Monday, October 6, 2008

I Miss You


















After a very long absence, the following is an actual Yahoo chat with FT:

FT: i miss u
Me: ur back online?

The answer is no. He's not online. OK yes he was, but only for about 10 minutes (thanks Starbucks for the free wifi).

I haven't talked to him in a week. We are now averaging 1 thirty minute phone call once a week. This might not seem that bad, but we only live about 20 miles apart. Why aren't we going out? Doing things? I wish I knew.

He doesn't do texts and doesn't return my phone calls for days (so I stopped calling him). I suppose I would call him a friend at this point, but really he's more like an acquaintance. Someone I only met once (2 months ago) and doesn't seem likely I'll ever see again. Let's be honest here, if he wanted to see me again, he would have. I obviously like him (against my better judgment) and want to spend time with him. But it's clearly not reciprocal. I accept that. I'm trying to at least. After our last phone conversation I pretty much decided I was done with him. Not that it was a bad conversation, it was just a catching up kind of call. There was no forward movement. I so decided I wasn't going to call him. I'm no longer interested (and if I tell myself this enough times I might believe it).

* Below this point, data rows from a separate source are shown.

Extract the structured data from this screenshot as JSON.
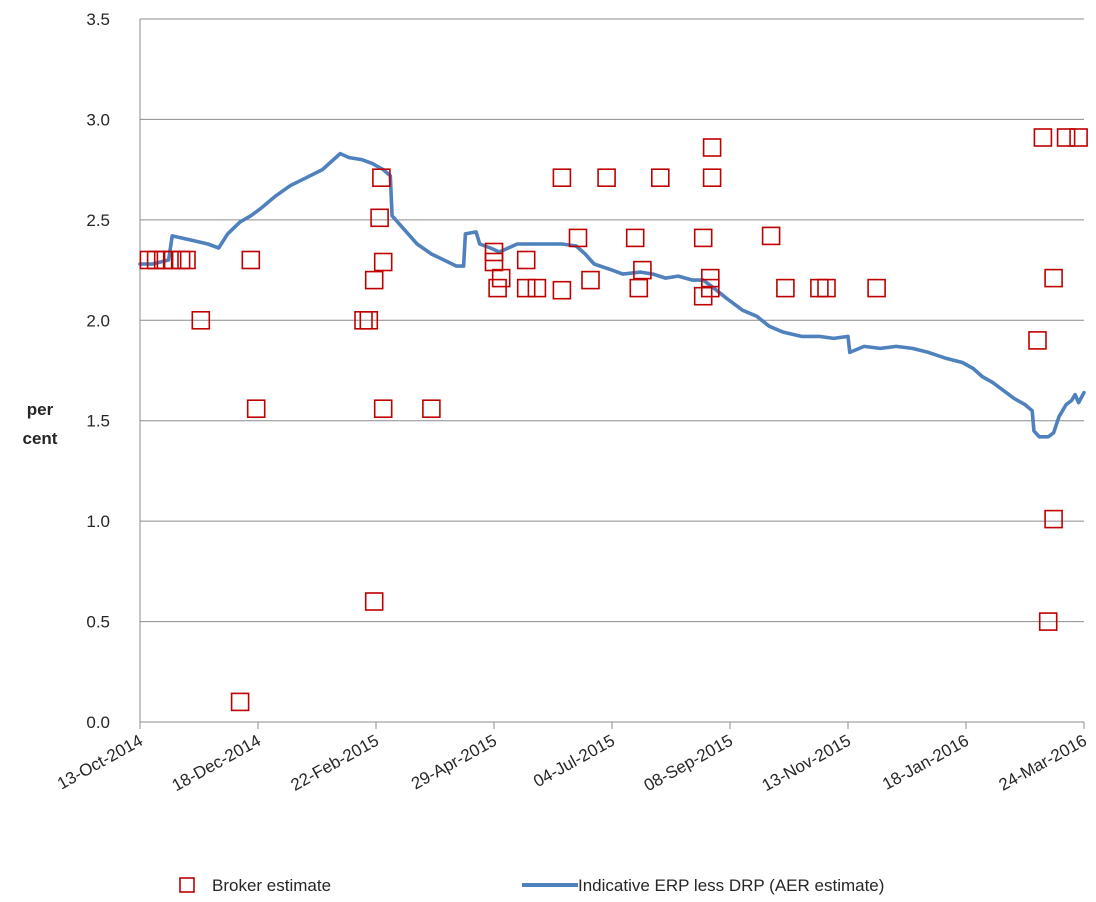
{
  "chart_data": {
    "type": "scatter",
    "ylabel_lines": [
      "per",
      "cent"
    ],
    "ylim": [
      0,
      3.5
    ],
    "yticks": [
      0.0,
      0.5,
      1.0,
      1.5,
      2.0,
      2.5,
      3.0,
      3.5
    ],
    "ytick_labels": [
      "0.0",
      "0.5",
      "1.0",
      "1.5",
      "2.0",
      "2.5",
      "3.0",
      "3.5"
    ],
    "xlim": [
      "2014-10-13",
      "2016-03-24"
    ],
    "xticks": [
      "2014-10-13",
      "2014-12-18",
      "2015-02-22",
      "2015-04-29",
      "2015-07-04",
      "2015-09-08",
      "2015-11-13",
      "2016-01-18",
      "2016-03-24"
    ],
    "xtick_labels": [
      "13-Oct-2014",
      "18-Dec-2014",
      "22-Feb-2015",
      "29-Apr-2015",
      "04-Jul-2015",
      "08-Sep-2015",
      "13-Nov-2015",
      "18-Jan-2016",
      "24-Mar-2016"
    ],
    "grid": "horizontal",
    "legend_position": "bottom",
    "colors": {
      "broker": "#c00000",
      "line": "#4f81bd",
      "grid": "#8c8c8c"
    },
    "series": [
      {
        "name": "Broker estimate",
        "kind": "scatter",
        "marker": "open-square",
        "points": [
          [
            "2014-10-18",
            2.3
          ],
          [
            "2014-10-22",
            2.3
          ],
          [
            "2014-10-26",
            2.3
          ],
          [
            "2014-10-31",
            2.3
          ],
          [
            "2014-11-05",
            2.3
          ],
          [
            "2014-11-08",
            2.3
          ],
          [
            "2014-11-16",
            2.0
          ],
          [
            "2014-12-08",
            0.1
          ],
          [
            "2014-12-14",
            2.3
          ],
          [
            "2014-12-17",
            1.56
          ],
          [
            "2015-02-15",
            2.0
          ],
          [
            "2015-02-18",
            2.0
          ],
          [
            "2015-02-21",
            2.2
          ],
          [
            "2015-02-21",
            0.6
          ],
          [
            "2015-02-24",
            2.51
          ],
          [
            "2015-02-25",
            2.71
          ],
          [
            "2015-02-26",
            2.29
          ],
          [
            "2015-02-26",
            1.56
          ],
          [
            "2015-03-25",
            1.56
          ],
          [
            "2015-04-29",
            2.34
          ],
          [
            "2015-04-29",
            2.29
          ],
          [
            "2015-05-01",
            2.16
          ],
          [
            "2015-05-03",
            2.21
          ],
          [
            "2015-05-17",
            2.3
          ],
          [
            "2015-05-17",
            2.16
          ],
          [
            "2015-05-23",
            2.16
          ],
          [
            "2015-06-06",
            2.71
          ],
          [
            "2015-06-06",
            2.15
          ],
          [
            "2015-06-15",
            2.41
          ],
          [
            "2015-06-22",
            2.2
          ],
          [
            "2015-07-01",
            2.71
          ],
          [
            "2015-07-17",
            2.41
          ],
          [
            "2015-07-19",
            2.16
          ],
          [
            "2015-07-21",
            2.25
          ],
          [
            "2015-07-31",
            2.71
          ],
          [
            "2015-08-24",
            2.41
          ],
          [
            "2015-08-24",
            2.12
          ],
          [
            "2015-08-28",
            2.16
          ],
          [
            "2015-08-28",
            2.21
          ],
          [
            "2015-08-29",
            2.71
          ],
          [
            "2015-08-29",
            2.86
          ],
          [
            "2015-10-01",
            2.42
          ],
          [
            "2015-10-09",
            2.16
          ],
          [
            "2015-10-28",
            2.16
          ],
          [
            "2015-11-01",
            2.16
          ],
          [
            "2015-11-29",
            2.16
          ],
          [
            "2016-02-27",
            1.9
          ],
          [
            "2016-03-01",
            2.91
          ],
          [
            "2016-03-04",
            0.5
          ],
          [
            "2016-03-07",
            2.21
          ],
          [
            "2016-03-07",
            1.01
          ],
          [
            "2016-03-14",
            2.91
          ],
          [
            "2016-03-21",
            2.91
          ]
        ]
      },
      {
        "name": "Indicative ERP less DRP (AER estimate)",
        "kind": "line",
        "points": [
          [
            "2014-10-13",
            2.28
          ],
          [
            "2014-10-20",
            2.28
          ],
          [
            "2014-10-29",
            2.3
          ],
          [
            "2014-10-31",
            2.42
          ],
          [
            "2014-11-10",
            2.4
          ],
          [
            "2014-11-20",
            2.38
          ],
          [
            "2014-11-26",
            2.36
          ],
          [
            "2014-12-01",
            2.43
          ],
          [
            "2014-12-08",
            2.49
          ],
          [
            "2014-12-14",
            2.52
          ],
          [
            "2014-12-20",
            2.56
          ],
          [
            "2014-12-28",
            2.62
          ],
          [
            "2015-01-05",
            2.67
          ],
          [
            "2015-01-14",
            2.71
          ],
          [
            "2015-01-23",
            2.75
          ],
          [
            "2015-01-28",
            2.79
          ],
          [
            "2015-02-02",
            2.83
          ],
          [
            "2015-02-07",
            2.81
          ],
          [
            "2015-02-14",
            2.8
          ],
          [
            "2015-02-20",
            2.78
          ],
          [
            "2015-02-26",
            2.75
          ],
          [
            "2015-03-02",
            2.72
          ],
          [
            "2015-03-03",
            2.52
          ],
          [
            "2015-03-10",
            2.45
          ],
          [
            "2015-03-17",
            2.38
          ],
          [
            "2015-03-25",
            2.33
          ],
          [
            "2015-04-01",
            2.3
          ],
          [
            "2015-04-08",
            2.27
          ],
          [
            "2015-04-12",
            2.27
          ],
          [
            "2015-04-13",
            2.43
          ],
          [
            "2015-04-19",
            2.44
          ],
          [
            "2015-04-21",
            2.38
          ],
          [
            "2015-04-27",
            2.36
          ],
          [
            "2015-05-02",
            2.34
          ],
          [
            "2015-05-07",
            2.36
          ],
          [
            "2015-05-12",
            2.38
          ],
          [
            "2015-05-25",
            2.38
          ],
          [
            "2015-06-06",
            2.38
          ],
          [
            "2015-06-14",
            2.37
          ],
          [
            "2015-06-19",
            2.33
          ],
          [
            "2015-06-24",
            2.28
          ],
          [
            "2015-07-04",
            2.25
          ],
          [
            "2015-07-10",
            2.23
          ],
          [
            "2015-07-20",
            2.24
          ],
          [
            "2015-07-27",
            2.23
          ],
          [
            "2015-08-03",
            2.21
          ],
          [
            "2015-08-10",
            2.22
          ],
          [
            "2015-08-18",
            2.2
          ],
          [
            "2015-08-24",
            2.2
          ],
          [
            "2015-08-30",
            2.16
          ],
          [
            "2015-09-06",
            2.11
          ],
          [
            "2015-09-15",
            2.05
          ],
          [
            "2015-09-23",
            2.02
          ],
          [
            "2015-09-30",
            1.97
          ],
          [
            "2015-10-08",
            1.94
          ],
          [
            "2015-10-18",
            1.92
          ],
          [
            "2015-10-28",
            1.92
          ],
          [
            "2015-11-05",
            1.91
          ],
          [
            "2015-11-13",
            1.92
          ],
          [
            "2015-11-14",
            1.84
          ],
          [
            "2015-11-22",
            1.87
          ],
          [
            "2015-12-01",
            1.86
          ],
          [
            "2015-12-10",
            1.87
          ],
          [
            "2015-12-19",
            1.86
          ],
          [
            "2015-12-28",
            1.84
          ],
          [
            "2016-01-07",
            1.81
          ],
          [
            "2016-01-16",
            1.79
          ],
          [
            "2016-01-22",
            1.76
          ],
          [
            "2016-01-27",
            1.72
          ],
          [
            "2016-02-02",
            1.69
          ],
          [
            "2016-02-08",
            1.65
          ],
          [
            "2016-02-14",
            1.61
          ],
          [
            "2016-02-20",
            1.58
          ],
          [
            "2016-02-24",
            1.55
          ],
          [
            "2016-02-25",
            1.45
          ],
          [
            "2016-02-28",
            1.42
          ],
          [
            "2016-03-04",
            1.42
          ],
          [
            "2016-03-07",
            1.44
          ],
          [
            "2016-03-10",
            1.52
          ],
          [
            "2016-03-14",
            1.58
          ],
          [
            "2016-03-17",
            1.6
          ],
          [
            "2016-03-19",
            1.63
          ],
          [
            "2016-03-21",
            1.59
          ],
          [
            "2016-03-24",
            1.64
          ]
        ]
      }
    ]
  }
}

So today I get back to my desk from a break and I have a flashing light on my cell. I grab the phone to see who texted me and discover that it's really a missed call and voicemail message. Yup. He called me. At 10am. While I'm at work. It's good that I wasn't at my desk when the phone rang because I'm not sure I would have answered. What is there to say? And what do I want to say with a room full of nosy co-workers salivating over every syllable? Within 15 minutes he was online talking to me.

Why? I don't understand. Can't we just let this thing die? We do not have a relationship. And when he pretends that we do every time he calls he just annoys me. He has no right to be angry or jealous if I have a platonic male friend. Even if I have a non-platonic male friend. Or a non-platonic girlfriend. Whatever.

I just wish he'd make up his mind.

Shit or get off the pot.

You either like me and want to spend time with me or you don't. Clearly he doesn't. So now he needs to stop calling.

I'm really going to miss FT. Just not as much as I thought I would.

2 comments:

lobo said...

Wow...this sounds almost exactly like the thing I'm going through right now...except I'm a guy and she's a girl. Isn't it frustrating? =)

Andy said...

Well, that's one less dude to write about. Which is a shame. Cause you're great at it.